Simplify \(\sqrt[3]{48y^{k}}=\sqrt[3]{8\times6y^{k}} = 2\sqrt[3]{6y^{k}}\). So \((a + 11)y\sqrt[3]{6y}=28\sqrt[3]{6y^{k}}\). For the variables to match, \(k = 4\)? No, if \(k = 4\), \(\sqrt[3]{6y^{4}}=y\sqrt[3]{6y}\) (because \(\sqrt[3]{y^{4}}=y\sqrt[3]{y}\)? No, \(\sqrt[3]{y^{4}}=y\sqrt[3]{y}\), not \(y\sqrt[3]{6y}\). Wait, \(\sqrt[3]{6y^{4}}=y\sqrt[3]{6y}\) (since \(y^{4}=y^{3}\times y\), so \(\sqrt[3]{y^{4}}=\sqrt[3]{y^{3}\times y}=y\sqrt[3]{y}\), so \(\sqrt[3]{6y^{4}}=\sqrt[3]{6\times y^{3}\times y}=y\sqrt[3]{6y}\)). Ah! Here we go.
So \(\sqrt[3]{48y^{4}}=\sqrt[3]{8\times6\times y^{4}}=\sqrt[3]{8\times6\times y^{3}\times y}=2y\sqrt[3]{6y}\) (because \(\sqrt[3]{8}=2\) and \(\sqrt[3]{y^{3}} = y\)).
Now substitute \(\sqrt[3]{48y^{4}} = 2y\sqrt[3]{6y}\) into the original equation:
\(a y\sqrt[3]{6y}-14\times2y\sqrt[3]{6y}=-11y\sqrt[3]{6y}\)
\(a y\sqrt[3]{6y}-28y\sqrt[3]{6y}=-11y\sqrt[3]{6y}\)
Now, combine the terms on the left - hand side: \((a - 28)y\sqrt[3]{6y}=-11y\sqrt[3]{6y}\)
Since \(y eq0\) and \(\sqrt[3]{6y} eq0\) (because \(y eq0\)), we can divide both sides by \(y\sqrt[3]{6y}\):
\(a - 28=-11\)

Step3: Solve for \(a\)

Solve the equation \(a - 28=-11\) for \(a\).

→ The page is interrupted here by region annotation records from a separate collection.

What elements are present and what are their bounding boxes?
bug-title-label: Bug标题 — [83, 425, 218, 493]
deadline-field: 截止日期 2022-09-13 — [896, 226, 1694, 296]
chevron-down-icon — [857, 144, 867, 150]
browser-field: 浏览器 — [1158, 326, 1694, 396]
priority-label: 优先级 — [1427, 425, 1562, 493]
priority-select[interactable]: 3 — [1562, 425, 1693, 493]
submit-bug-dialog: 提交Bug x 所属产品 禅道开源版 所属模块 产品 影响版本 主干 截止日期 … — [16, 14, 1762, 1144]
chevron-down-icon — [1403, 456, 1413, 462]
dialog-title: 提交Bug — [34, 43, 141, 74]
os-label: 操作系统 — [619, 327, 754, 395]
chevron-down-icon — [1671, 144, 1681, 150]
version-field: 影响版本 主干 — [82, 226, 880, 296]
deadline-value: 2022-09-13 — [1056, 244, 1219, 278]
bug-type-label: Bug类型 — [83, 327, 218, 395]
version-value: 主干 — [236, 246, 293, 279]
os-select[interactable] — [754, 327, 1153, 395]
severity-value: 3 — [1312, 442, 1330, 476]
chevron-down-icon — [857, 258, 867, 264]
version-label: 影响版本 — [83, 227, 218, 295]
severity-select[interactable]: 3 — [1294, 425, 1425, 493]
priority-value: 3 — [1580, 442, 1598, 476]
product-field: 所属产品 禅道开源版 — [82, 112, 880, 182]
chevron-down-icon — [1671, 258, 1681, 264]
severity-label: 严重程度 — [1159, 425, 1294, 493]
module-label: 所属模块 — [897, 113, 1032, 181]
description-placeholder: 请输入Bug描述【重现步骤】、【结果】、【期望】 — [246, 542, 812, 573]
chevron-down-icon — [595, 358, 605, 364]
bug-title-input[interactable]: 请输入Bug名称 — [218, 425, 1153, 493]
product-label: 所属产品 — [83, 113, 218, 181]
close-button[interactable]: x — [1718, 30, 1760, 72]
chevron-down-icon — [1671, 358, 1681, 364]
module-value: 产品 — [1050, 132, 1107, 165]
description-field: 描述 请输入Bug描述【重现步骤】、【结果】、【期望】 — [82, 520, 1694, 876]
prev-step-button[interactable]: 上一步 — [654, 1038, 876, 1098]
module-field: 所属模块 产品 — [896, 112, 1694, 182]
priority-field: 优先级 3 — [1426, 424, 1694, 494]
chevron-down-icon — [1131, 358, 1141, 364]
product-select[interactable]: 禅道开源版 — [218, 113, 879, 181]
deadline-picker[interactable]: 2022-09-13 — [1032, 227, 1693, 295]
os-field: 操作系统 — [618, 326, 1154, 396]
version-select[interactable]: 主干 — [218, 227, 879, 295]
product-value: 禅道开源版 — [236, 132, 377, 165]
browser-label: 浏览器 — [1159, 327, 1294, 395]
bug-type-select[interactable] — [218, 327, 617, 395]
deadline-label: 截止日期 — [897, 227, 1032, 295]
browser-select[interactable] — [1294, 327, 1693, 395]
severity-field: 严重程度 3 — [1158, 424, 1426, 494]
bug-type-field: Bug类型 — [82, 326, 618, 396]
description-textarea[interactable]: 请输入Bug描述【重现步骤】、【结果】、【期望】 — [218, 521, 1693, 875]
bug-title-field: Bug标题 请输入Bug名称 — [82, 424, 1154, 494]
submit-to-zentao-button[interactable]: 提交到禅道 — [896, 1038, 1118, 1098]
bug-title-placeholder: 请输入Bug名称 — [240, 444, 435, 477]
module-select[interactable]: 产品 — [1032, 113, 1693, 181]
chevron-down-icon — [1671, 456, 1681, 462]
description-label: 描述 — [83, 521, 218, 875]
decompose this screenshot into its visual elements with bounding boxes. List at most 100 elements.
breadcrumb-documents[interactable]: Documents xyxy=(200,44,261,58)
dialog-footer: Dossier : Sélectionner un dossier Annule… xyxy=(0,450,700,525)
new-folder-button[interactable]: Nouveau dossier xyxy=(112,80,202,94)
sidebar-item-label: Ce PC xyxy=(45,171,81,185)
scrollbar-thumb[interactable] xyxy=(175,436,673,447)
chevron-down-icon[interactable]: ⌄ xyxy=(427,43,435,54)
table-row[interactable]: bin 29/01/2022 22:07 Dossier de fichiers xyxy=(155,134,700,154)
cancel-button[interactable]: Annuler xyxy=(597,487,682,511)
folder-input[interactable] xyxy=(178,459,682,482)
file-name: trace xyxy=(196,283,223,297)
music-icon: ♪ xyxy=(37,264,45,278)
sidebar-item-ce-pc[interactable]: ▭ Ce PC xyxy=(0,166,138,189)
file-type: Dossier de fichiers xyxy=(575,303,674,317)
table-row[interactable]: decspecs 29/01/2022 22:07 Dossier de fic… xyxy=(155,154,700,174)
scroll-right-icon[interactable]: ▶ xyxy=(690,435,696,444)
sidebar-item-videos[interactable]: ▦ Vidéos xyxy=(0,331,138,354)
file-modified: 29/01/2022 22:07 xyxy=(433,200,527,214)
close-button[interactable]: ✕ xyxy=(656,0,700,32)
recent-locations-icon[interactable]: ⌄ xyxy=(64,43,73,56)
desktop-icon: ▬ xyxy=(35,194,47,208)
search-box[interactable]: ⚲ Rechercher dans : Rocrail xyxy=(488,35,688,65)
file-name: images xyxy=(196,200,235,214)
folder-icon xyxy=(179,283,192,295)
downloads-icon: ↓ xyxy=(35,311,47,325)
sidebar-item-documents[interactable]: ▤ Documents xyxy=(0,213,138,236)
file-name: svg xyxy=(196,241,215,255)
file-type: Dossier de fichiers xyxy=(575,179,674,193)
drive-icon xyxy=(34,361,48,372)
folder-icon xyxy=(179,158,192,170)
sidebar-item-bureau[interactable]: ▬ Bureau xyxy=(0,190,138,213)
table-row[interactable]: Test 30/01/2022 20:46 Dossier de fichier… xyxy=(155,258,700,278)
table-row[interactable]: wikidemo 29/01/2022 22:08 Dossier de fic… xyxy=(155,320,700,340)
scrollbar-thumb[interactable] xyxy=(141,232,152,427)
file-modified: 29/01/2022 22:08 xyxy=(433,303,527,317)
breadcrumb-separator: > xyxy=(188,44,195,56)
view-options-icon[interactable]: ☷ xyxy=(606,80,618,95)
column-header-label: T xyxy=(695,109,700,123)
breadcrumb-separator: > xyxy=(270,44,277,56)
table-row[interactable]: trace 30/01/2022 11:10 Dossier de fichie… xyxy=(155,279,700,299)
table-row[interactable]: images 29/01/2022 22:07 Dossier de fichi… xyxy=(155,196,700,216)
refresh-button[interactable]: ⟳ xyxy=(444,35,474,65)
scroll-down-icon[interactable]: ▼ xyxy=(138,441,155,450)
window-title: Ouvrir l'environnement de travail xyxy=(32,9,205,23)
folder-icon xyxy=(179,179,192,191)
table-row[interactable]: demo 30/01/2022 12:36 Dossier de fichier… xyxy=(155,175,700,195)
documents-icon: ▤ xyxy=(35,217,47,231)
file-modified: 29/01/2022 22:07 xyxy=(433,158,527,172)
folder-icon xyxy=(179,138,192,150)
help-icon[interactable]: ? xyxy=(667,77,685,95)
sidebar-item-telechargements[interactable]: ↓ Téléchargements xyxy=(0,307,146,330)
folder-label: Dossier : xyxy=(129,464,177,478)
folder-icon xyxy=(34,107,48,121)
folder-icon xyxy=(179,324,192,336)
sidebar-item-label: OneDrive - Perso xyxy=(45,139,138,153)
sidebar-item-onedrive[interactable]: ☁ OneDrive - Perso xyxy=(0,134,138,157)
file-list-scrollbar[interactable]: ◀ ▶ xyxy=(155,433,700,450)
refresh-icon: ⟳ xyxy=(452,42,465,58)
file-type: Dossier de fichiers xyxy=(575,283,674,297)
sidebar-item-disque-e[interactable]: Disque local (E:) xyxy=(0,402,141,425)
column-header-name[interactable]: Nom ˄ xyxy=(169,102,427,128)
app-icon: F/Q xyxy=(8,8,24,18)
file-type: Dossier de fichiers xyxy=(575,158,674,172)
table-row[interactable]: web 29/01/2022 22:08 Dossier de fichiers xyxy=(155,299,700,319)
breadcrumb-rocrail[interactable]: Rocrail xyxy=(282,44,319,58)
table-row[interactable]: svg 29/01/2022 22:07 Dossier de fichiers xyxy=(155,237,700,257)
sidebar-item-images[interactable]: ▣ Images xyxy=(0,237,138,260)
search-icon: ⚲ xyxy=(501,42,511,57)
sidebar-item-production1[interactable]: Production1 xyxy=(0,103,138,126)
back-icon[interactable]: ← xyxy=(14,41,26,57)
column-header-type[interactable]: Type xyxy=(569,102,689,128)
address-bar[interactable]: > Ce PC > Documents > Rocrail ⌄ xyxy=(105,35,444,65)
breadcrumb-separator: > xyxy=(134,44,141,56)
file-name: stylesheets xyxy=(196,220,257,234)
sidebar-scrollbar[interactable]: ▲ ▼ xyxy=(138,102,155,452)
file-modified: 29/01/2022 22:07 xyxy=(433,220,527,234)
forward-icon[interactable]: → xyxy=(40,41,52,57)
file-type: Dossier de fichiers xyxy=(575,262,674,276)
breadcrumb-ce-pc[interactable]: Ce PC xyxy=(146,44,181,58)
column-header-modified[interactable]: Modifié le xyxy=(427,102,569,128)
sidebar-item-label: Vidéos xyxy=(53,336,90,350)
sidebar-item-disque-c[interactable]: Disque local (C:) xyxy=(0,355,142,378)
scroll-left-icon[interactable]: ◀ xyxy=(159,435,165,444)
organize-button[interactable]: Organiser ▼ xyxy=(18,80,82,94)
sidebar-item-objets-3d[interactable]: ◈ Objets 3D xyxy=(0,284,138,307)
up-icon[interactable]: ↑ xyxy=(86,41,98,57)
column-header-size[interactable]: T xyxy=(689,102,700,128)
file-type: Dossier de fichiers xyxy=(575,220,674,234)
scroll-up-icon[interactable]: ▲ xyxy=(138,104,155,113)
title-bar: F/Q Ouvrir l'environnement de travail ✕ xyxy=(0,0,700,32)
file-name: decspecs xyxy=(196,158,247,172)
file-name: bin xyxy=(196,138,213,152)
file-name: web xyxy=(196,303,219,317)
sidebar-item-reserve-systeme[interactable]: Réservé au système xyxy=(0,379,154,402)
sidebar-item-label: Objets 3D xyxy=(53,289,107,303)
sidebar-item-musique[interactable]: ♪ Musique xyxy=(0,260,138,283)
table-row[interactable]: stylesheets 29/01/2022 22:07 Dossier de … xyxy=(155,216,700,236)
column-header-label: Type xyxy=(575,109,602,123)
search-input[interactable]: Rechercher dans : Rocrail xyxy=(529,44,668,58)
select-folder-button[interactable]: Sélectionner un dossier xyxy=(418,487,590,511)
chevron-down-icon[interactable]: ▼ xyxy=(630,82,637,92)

Add \(28\) to both sides of the equation:
\(a=-11 + 28\)
\(a = 17\)
And the exponent of \(y\) in the cube root (the second blank) is \(4\) (because we had \(\sqrt[3]{48y^{4}}\)).

Answer:

The first blank (coefficient) is \(17\) and the second blank (exponent of \(y\) in the cube root) is \(4\). So the two values are \(17\) and \(4\). The equation becomes \(17y\sqrt[3]{6y}-14\sqrt[3]{48y^{4}}=-11y\sqrt[3]{6y}\) (after substituting the values, we can verify:
Left - hand side: \(17y\sqrt[3]{6y}-14\times2y\sqrt[3]{6y}=17y\sqrt[3]{6y}-28y\sqrt[3]{6y}=(17 - 28)y\sqrt[3]{6y}=-11y\sqrt[3]{6y}\), which matches the right - hand side).